COVID-19 infection has also been associated with the development of autoimmune processes [25]. Severe cases of COVID-19 infection are characterized by an autoinflammatory dysregulation that contributes to tissue damage [5]. The shared pathogenetic mechanisms and the clinical aspects between the hyper-inflammatory diseases and COVID-19 may suggest that SARS-CoV-2 could act as a triggering factor for the development of a rapid autoimmune and/or autoinflammatory dysregulation in genetically predisposed individuals [6]. There are several reports of autoimmune hepatitis that developed after COVID-19 vaccine [714] and one case report on a patient that developed autoimmune hepatitis during COVID-19 infection [15].

We report a case of a forty-nine-year-old unvaccinated female patient that developed new-onset autoimmune hepatitis after COVID-19 infection. She never recovered fully from her initial infection and complained of decreased appetite three weeks later and presented with jaundice approximately seven weeks later. She underwent a cholecystectomy with worsening of her liver tests and an intraoperative biopsy that showed portal mononuclear cell inflammation with mixed plasma cells and eosinophils and mild macrovesicular steatosis. Her serologic workup for viral infections, autoimmune, and metabolic diseases was non-contributory. She was not taking any hepatotoxic medications or supplements. She was started on prednisone, as a therapeutic trial for autoimmune hepatitis, without improvement of her liver tests. Prednisone was tapered. Her liver tests continued to worsen, and another therapeutic trial was attempted without much success. Due to her deterioration (total bilirubin 30 mg/dL, PT INR 2.8), she was evaluated for a liver transplant. She was then started on prednisone and mycophenolate. Her liver tests finally started to improve. Attempts were made to taper down prednisone but were unsuccessful. She still remains on dual therapy with prednisone and mycophenolate.

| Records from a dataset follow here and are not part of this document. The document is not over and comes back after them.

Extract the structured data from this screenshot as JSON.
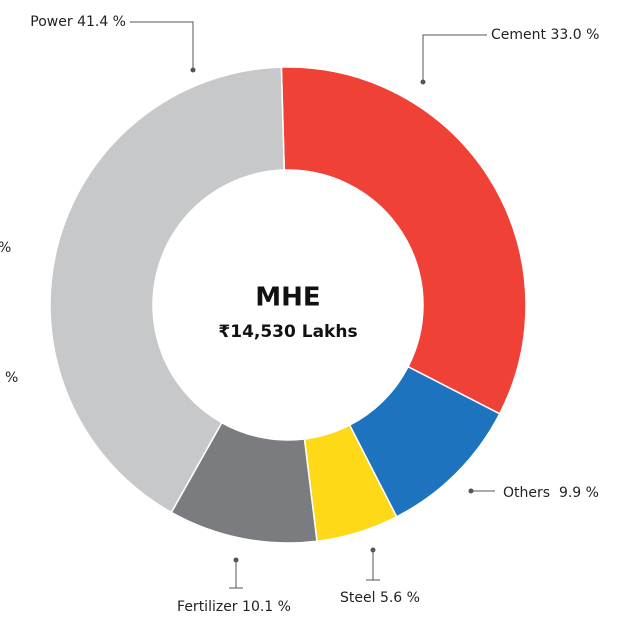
{
  "chart_data": {
    "type": "donut",
    "title": "MHE",
    "subtitle": "₹14,530 Lakhs",
    "categories": [
      "Cement",
      "Others ",
      "Steel",
      "Fertilizer",
      "Power"
    ],
    "values": [
      33.0,
      9.9,
      5.6,
      10.1,
      41.4
    ],
    "value_labels": [
      "33.0 %",
      "9.9 %",
      "5.6 %",
      "10.1 %",
      "41.4 %"
    ],
    "colors": [
      "#ef4136",
      "#1e73be",
      "#fdd918",
      "#7b7c7f",
      "#c7c8ca"
    ],
    "cropped_labels": [
      "%",
      "%"
    ]
  }
}
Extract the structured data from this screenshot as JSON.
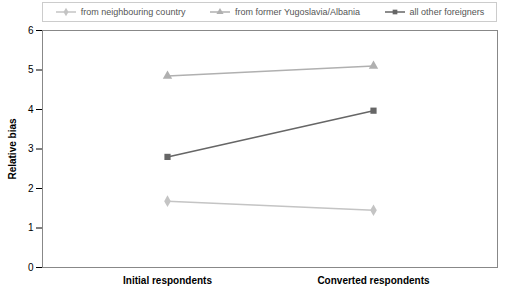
{
  "chart_data": {
    "type": "line",
    "categories": [
      "Initial respondents",
      "Converted respondents"
    ],
    "y_label": "Relative bias",
    "series": [
      {
        "name": "from neighbouring country",
        "color": "#c4c4c4",
        "marker": "diamond",
        "values": [
          1.68,
          1.45
        ]
      },
      {
        "name": "from former Yugoslavia/Albania",
        "color": "#b0b0b0",
        "marker": "triangle",
        "values": [
          4.85,
          5.1
        ]
      },
      {
        "name": "all other foreigners",
        "color": "#666666",
        "marker": "square",
        "values": [
          2.8,
          3.97
        ]
      }
    ],
    "ylim": [
      0,
      6
    ],
    "yticks": [
      0,
      1,
      2,
      3,
      4,
      5,
      6
    ],
    "grid": false,
    "legend": "top"
  }
}
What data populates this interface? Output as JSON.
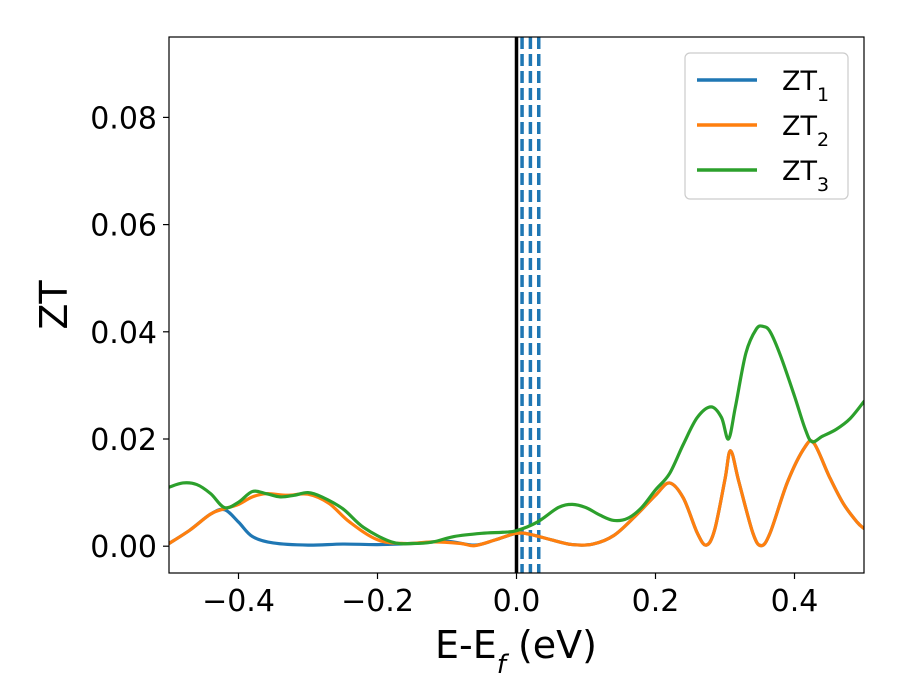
{
  "chart_data": {
    "type": "line",
    "xlabel": "E-E",
    "xlabel_sub": "f",
    "xlabel_unit": " (eV)",
    "ylabel": "ZT",
    "xlim": [
      -0.5,
      0.5
    ],
    "ylim": [
      -0.005,
      0.095
    ],
    "xticks": [
      -0.4,
      -0.2,
      0.0,
      0.2,
      0.4
    ],
    "xtick_labels": [
      "−0.4",
      "−0.2",
      "0.0",
      "0.2",
      "0.4"
    ],
    "yticks": [
      0.0,
      0.02,
      0.04,
      0.06,
      0.08
    ],
    "ytick_labels": [
      "0.00",
      "0.02",
      "0.04",
      "0.06",
      "0.08"
    ],
    "grid": false,
    "legend_position": "top-right",
    "vertical_lines": [
      {
        "x": 0.0,
        "style": "solid",
        "color": "#000000"
      },
      {
        "x": 0.008,
        "style": "dashed",
        "color": "#1f77b4"
      },
      {
        "x": 0.02,
        "style": "dashed",
        "color": "#1f77b4"
      },
      {
        "x": 0.032,
        "style": "dashed",
        "color": "#1f77b4"
      }
    ],
    "series": [
      {
        "name": "ZT",
        "name_sub": "1",
        "color": "#1f77b4",
        "points": [
          [
            -0.5,
            0.0005
          ],
          [
            -0.47,
            0.003
          ],
          [
            -0.44,
            0.006
          ],
          [
            -0.42,
            0.0068
          ],
          [
            -0.4,
            0.0045
          ],
          [
            -0.38,
            0.0018
          ],
          [
            -0.35,
            0.0006
          ],
          [
            -0.3,
            0.0002
          ],
          [
            -0.25,
            0.0004
          ],
          [
            -0.2,
            0.0003
          ],
          [
            -0.15,
            0.0005
          ],
          [
            -0.1,
            0.0009
          ],
          [
            -0.06,
            0.0002
          ],
          [
            -0.03,
            0.0012
          ],
          [
            0.0,
            0.0024
          ],
          [
            0.02,
            0.0022
          ],
          [
            0.05,
            0.0012
          ],
          [
            0.08,
            0.0003
          ],
          [
            0.11,
            0.0004
          ],
          [
            0.14,
            0.002
          ],
          [
            0.17,
            0.0055
          ],
          [
            0.2,
            0.0095
          ],
          [
            0.22,
            0.0118
          ],
          [
            0.24,
            0.009
          ],
          [
            0.26,
            0.0025
          ],
          [
            0.273,
            0.0002
          ],
          [
            0.285,
            0.003
          ],
          [
            0.3,
            0.0125
          ],
          [
            0.308,
            0.0178
          ],
          [
            0.32,
            0.012
          ],
          [
            0.34,
            0.0025
          ],
          [
            0.352,
            0.0001
          ],
          [
            0.365,
            0.0025
          ],
          [
            0.39,
            0.012
          ],
          [
            0.415,
            0.0185
          ],
          [
            0.428,
            0.0192
          ],
          [
            0.45,
            0.013
          ],
          [
            0.47,
            0.008
          ],
          [
            0.49,
            0.0045
          ],
          [
            0.5,
            0.0033
          ]
        ]
      },
      {
        "name": "ZT",
        "name_sub": "2",
        "color": "#ff7f0e",
        "points": [
          [
            -0.5,
            0.0005
          ],
          [
            -0.47,
            0.003
          ],
          [
            -0.44,
            0.006
          ],
          [
            -0.42,
            0.007
          ],
          [
            -0.4,
            0.0078
          ],
          [
            -0.38,
            0.0092
          ],
          [
            -0.36,
            0.0098
          ],
          [
            -0.33,
            0.0095
          ],
          [
            -0.3,
            0.0097
          ],
          [
            -0.27,
            0.008
          ],
          [
            -0.24,
            0.0045
          ],
          [
            -0.2,
            0.0012
          ],
          [
            -0.16,
            0.0005
          ],
          [
            -0.12,
            0.0008
          ],
          [
            -0.08,
            0.0005
          ],
          [
            -0.06,
            0.0001
          ],
          [
            -0.03,
            0.0012
          ],
          [
            0.0,
            0.0024
          ],
          [
            0.02,
            0.0022
          ],
          [
            0.05,
            0.0012
          ],
          [
            0.08,
            0.0003
          ],
          [
            0.11,
            0.0004
          ],
          [
            0.14,
            0.002
          ],
          [
            0.17,
            0.0055
          ],
          [
            0.2,
            0.0095
          ],
          [
            0.22,
            0.0118
          ],
          [
            0.24,
            0.009
          ],
          [
            0.26,
            0.0025
          ],
          [
            0.273,
            0.0002
          ],
          [
            0.285,
            0.003
          ],
          [
            0.3,
            0.0125
          ],
          [
            0.308,
            0.0178
          ],
          [
            0.32,
            0.012
          ],
          [
            0.34,
            0.0025
          ],
          [
            0.352,
            0.0001
          ],
          [
            0.365,
            0.0025
          ],
          [
            0.39,
            0.012
          ],
          [
            0.415,
            0.0185
          ],
          [
            0.428,
            0.0192
          ],
          [
            0.45,
            0.013
          ],
          [
            0.47,
            0.008
          ],
          [
            0.49,
            0.0045
          ],
          [
            0.5,
            0.0033
          ]
        ]
      },
      {
        "name": "ZT",
        "name_sub": "3",
        "color": "#2ca02c",
        "points": [
          [
            -0.5,
            0.011
          ],
          [
            -0.48,
            0.0118
          ],
          [
            -0.46,
            0.0115
          ],
          [
            -0.44,
            0.0098
          ],
          [
            -0.42,
            0.0072
          ],
          [
            -0.4,
            0.0082
          ],
          [
            -0.38,
            0.0102
          ],
          [
            -0.36,
            0.0098
          ],
          [
            -0.34,
            0.0092
          ],
          [
            -0.32,
            0.0095
          ],
          [
            -0.3,
            0.01
          ],
          [
            -0.28,
            0.0092
          ],
          [
            -0.25,
            0.007
          ],
          [
            -0.22,
            0.0035
          ],
          [
            -0.18,
            0.0008
          ],
          [
            -0.15,
            0.0005
          ],
          [
            -0.12,
            0.0008
          ],
          [
            -0.09,
            0.0018
          ],
          [
            -0.05,
            0.0024
          ],
          [
            -0.02,
            0.0026
          ],
          [
            0.0,
            0.0029
          ],
          [
            0.03,
            0.0045
          ],
          [
            0.06,
            0.0072
          ],
          [
            0.08,
            0.0078
          ],
          [
            0.1,
            0.0072
          ],
          [
            0.12,
            0.0058
          ],
          [
            0.14,
            0.0048
          ],
          [
            0.16,
            0.0052
          ],
          [
            0.18,
            0.0072
          ],
          [
            0.2,
            0.0105
          ],
          [
            0.22,
            0.0135
          ],
          [
            0.24,
            0.019
          ],
          [
            0.26,
            0.024
          ],
          [
            0.28,
            0.026
          ],
          [
            0.295,
            0.024
          ],
          [
            0.305,
            0.02
          ],
          [
            0.315,
            0.026
          ],
          [
            0.33,
            0.036
          ],
          [
            0.345,
            0.0405
          ],
          [
            0.355,
            0.041
          ],
          [
            0.365,
            0.04
          ],
          [
            0.38,
            0.0355
          ],
          [
            0.4,
            0.028
          ],
          [
            0.415,
            0.022
          ],
          [
            0.425,
            0.0195
          ],
          [
            0.44,
            0.0205
          ],
          [
            0.46,
            0.0218
          ],
          [
            0.48,
            0.0238
          ],
          [
            0.5,
            0.027
          ]
        ]
      }
    ]
  }
}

We suspect that COVID-19 infection may have triggered her autoimmune hepatitis. She had no history of liver disease in the past, and there was a temporal relation between COVID-19 infection and the onset of her symptoms. Her liver biopsy showed no fibrosis, suggesting absence of previous disease. She was unvaccinated against COVID-19.

The eventual dramatic response to prednisone and mycophenolate also supports the diagnosis of autoimmune hepatitis. In addition, the necessity of dual therapy to control the aminotransferases points toward a resistant autoimmune hepatitis. Further attempts at tapering the dose of prednisone have been futile.

4. Conclusion

We report a case of new-onset autoimmune hepatitis after COVID-19 infection in an unvaccinated patient. She presented three weeks after her diagnosis of COVID-19 infection with an aggressive steroid-resistant autoimmune hepatitis requiring prednisone and mycophenolate as dual maintenance therapy to control and prevent further progression of her disease.

Data Availability

The data are available from the corresponding author upon request.

Informed and written consent for publication was obtained from the patient.

Conflicts of Interest

The authors declare that they have no conflicts of interest.